Особенно возрастает интерес таких ученых к книге Н. В. Демидова, когда они ближе знакомятся с такими главами книги, как «Восприятие», «Свободная реакция», «Торможение», «Образ», «Воображаемое ощущение» и т. д. Некоторые положения и выводы, к которым приходит Н. В. Демидов в результате тонкой и вдумчивой работы по воспитанию творчества у актера, могут без всяких натяжек быть перенесены на другие сферы творчества. Более того, ученые, занимающиеся стимулированием творческих способностей в научной деятельности, в спорте, в различных видах трудовой деятельности, лишь сейчас приходят в своих исследованиях к выводам, весьма и весьма близким к тем, к которым задолго до них пришел Н. В. Демидов. Это особенно бросается в глаза при изучении главы, в которой с логикой, достойной мыслителей-естествоиспытателей, Н. В. Демидов раскрывает сущность понятия «воображаемое ощущение», или «ощутительно воспринимаемое воображение». Убедительно доказывая зависимость подлинного сценического переживания от живости и подлинности ощущений, вызываемых силой воображения, Н. В. Демидов вносит ценный вклад в науку об искусстве. Размеры статьи не позволяют привести совершенно аналогичные факты, полученные при анализе творческих процессов в таких видах деятельности, которые недалеки от сценического искусства.

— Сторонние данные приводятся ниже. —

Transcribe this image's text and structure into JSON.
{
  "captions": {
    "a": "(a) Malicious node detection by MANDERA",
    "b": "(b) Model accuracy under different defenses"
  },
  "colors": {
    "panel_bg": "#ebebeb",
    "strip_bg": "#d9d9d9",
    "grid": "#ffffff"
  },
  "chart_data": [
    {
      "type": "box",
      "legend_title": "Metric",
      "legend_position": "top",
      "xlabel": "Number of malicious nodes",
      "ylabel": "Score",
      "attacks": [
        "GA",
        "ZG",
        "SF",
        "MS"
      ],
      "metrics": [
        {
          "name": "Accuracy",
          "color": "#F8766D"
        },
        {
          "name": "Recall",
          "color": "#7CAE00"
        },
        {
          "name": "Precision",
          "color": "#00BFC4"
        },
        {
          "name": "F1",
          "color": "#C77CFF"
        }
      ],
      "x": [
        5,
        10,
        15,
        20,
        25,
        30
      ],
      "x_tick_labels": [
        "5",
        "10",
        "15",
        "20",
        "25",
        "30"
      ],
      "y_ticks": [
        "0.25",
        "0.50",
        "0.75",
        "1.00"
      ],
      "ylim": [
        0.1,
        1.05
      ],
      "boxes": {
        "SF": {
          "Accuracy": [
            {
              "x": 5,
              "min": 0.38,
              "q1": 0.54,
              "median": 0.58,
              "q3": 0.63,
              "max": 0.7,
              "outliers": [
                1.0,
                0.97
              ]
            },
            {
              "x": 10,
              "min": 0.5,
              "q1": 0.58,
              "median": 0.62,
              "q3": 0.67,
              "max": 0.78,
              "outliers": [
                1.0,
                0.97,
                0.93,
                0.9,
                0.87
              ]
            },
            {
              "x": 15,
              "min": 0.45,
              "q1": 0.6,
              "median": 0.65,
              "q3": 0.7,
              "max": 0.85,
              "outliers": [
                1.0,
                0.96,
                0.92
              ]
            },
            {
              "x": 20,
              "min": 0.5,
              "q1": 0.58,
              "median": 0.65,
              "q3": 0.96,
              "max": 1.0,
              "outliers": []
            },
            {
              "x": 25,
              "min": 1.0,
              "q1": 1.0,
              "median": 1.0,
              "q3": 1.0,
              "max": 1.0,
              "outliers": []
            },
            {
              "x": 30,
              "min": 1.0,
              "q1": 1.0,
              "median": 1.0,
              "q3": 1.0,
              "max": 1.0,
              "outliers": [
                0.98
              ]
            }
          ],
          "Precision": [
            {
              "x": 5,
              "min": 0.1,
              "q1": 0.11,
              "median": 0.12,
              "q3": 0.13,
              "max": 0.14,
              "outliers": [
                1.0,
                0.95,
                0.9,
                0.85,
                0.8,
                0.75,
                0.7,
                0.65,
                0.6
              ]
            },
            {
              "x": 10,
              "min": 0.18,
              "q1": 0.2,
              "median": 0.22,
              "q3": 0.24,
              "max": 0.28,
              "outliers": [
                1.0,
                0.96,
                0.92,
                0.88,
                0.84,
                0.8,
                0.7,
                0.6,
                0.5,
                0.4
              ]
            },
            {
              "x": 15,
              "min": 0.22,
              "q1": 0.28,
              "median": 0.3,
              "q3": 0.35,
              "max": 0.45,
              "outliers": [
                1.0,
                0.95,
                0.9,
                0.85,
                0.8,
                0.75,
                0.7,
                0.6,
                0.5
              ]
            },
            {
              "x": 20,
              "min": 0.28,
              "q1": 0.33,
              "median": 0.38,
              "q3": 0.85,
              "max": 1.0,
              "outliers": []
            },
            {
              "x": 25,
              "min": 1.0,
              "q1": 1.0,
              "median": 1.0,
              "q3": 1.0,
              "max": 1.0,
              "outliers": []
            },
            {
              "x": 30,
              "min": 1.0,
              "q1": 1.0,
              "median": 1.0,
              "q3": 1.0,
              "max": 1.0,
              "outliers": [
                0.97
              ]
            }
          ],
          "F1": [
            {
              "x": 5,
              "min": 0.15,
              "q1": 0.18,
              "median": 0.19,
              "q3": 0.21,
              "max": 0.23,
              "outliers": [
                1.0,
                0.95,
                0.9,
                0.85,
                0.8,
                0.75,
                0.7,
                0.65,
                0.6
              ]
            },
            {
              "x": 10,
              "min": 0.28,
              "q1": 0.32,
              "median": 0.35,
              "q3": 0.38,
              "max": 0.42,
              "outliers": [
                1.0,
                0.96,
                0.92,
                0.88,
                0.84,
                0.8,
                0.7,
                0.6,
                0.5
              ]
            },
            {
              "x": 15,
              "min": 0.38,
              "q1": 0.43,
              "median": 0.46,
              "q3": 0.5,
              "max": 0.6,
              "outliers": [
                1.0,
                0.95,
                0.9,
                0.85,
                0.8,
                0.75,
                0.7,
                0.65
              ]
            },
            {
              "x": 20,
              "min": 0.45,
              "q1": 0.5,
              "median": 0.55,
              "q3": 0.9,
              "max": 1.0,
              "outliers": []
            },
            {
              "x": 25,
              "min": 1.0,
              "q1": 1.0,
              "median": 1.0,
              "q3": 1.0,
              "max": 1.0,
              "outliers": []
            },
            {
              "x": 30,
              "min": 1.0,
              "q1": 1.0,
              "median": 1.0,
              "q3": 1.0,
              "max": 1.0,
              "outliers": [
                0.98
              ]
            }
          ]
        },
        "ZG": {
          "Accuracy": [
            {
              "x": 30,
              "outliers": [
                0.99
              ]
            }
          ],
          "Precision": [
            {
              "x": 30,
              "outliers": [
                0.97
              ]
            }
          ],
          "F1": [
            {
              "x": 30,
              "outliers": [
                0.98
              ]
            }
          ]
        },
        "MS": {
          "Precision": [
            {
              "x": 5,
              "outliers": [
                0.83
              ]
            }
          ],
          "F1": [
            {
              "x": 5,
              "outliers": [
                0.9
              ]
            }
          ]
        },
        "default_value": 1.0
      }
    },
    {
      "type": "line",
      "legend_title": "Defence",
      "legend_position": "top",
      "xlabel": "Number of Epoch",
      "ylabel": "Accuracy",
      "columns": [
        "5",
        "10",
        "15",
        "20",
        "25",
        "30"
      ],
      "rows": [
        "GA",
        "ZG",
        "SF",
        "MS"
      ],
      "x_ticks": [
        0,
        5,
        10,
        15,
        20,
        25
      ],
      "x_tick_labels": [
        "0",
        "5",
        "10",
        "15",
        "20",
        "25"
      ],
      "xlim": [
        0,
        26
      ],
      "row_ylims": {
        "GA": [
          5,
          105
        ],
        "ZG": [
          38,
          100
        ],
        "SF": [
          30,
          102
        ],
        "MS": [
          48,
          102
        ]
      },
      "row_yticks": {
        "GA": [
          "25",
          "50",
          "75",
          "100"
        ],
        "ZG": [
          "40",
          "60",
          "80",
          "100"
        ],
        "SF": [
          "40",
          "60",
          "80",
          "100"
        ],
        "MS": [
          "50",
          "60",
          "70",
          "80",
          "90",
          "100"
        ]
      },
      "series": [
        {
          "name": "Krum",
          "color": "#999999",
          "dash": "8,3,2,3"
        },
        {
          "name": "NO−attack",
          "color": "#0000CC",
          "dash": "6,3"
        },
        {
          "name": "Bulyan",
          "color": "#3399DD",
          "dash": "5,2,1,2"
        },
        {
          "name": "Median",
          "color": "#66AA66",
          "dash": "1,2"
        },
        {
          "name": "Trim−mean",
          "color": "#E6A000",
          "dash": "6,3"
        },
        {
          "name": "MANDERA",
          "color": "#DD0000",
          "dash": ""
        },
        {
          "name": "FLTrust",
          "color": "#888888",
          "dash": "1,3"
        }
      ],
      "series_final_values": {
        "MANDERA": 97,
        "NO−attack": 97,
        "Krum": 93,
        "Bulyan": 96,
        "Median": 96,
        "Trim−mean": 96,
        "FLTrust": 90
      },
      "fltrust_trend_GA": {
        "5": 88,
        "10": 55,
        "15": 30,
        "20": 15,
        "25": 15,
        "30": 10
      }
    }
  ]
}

Именно эта особенность книги Н. В. Демидова больше всего поражает и покоряет читателя. Написанная еще в те годы, когда наука о творчестве находилась в зародыше, книга эта во многом предвосхитила искания ученых, посвятивших себя углубленному изучению творческих процессов. Проблемы, которые лишь сейчас стали предметом интенсивных исследований, в особенности в области научного творчества, удивительно близко соприкасаются с проблемами, поставленными Н. В. Демидовым в своей книге. В этой связи должны быть упомянуты два самых трудных вопроса, возникающих при анализе творческого процесса: 1) о своеобразных психических состояниях, в наибольшей степени предрасполагающих к возникновению творческих импульсов; 2) о возможности специальными средствами воспитать, «тренировать» и пробуждать к жизни эти творческие состояния. В поисках средств, способных играть роль своеобразных стимуляторов творчества и возбудителей особых состояний, при которых резервные возможности к творчеству мобилизуются и обнаруживают себя в реальных действиях, современная наука все чаще и чаще стремится воздействовать на механизм превращения осознанных действий в неосознанные для того, чтобы качественно преобразовать рассудочные акты, освободить человека от «рефлексии» и создать благоприятную почву для творческого самочувствия. Чрезвычайно характерно, что Н. В. Демидов самостоятельно и независимо от литературных влияний пришел к идее построения специальных упражнений, с помощью которых творческое состояние зарождается, зреет и расцветает. Поэтому мы вправе оценить книгу Демидова как богатый источник идей о творческом процессе вообще. В книге этой мы находим подлинные признаки предвидения путей, по которым должна развиваться наука о творческом процессе. Достаточно прочитать главы, посвященные подсознанию, воображаемым действиям, вхождению в творческое состояние, постепенности перехода от внешнего к внутреннему, психологическому различению внутренней правды от правдоподобия, характеристике качеств, необходимых для творчества, созданию условий для свободной реакции, единству восприятия и действия при доминирующей роли восприятия, соотношению произвольного и непроизвольного и т. д., чтобы убедиться в необычной для режиссера и театроведа широте кругозора и глубине психологического подхода к анализу творчества.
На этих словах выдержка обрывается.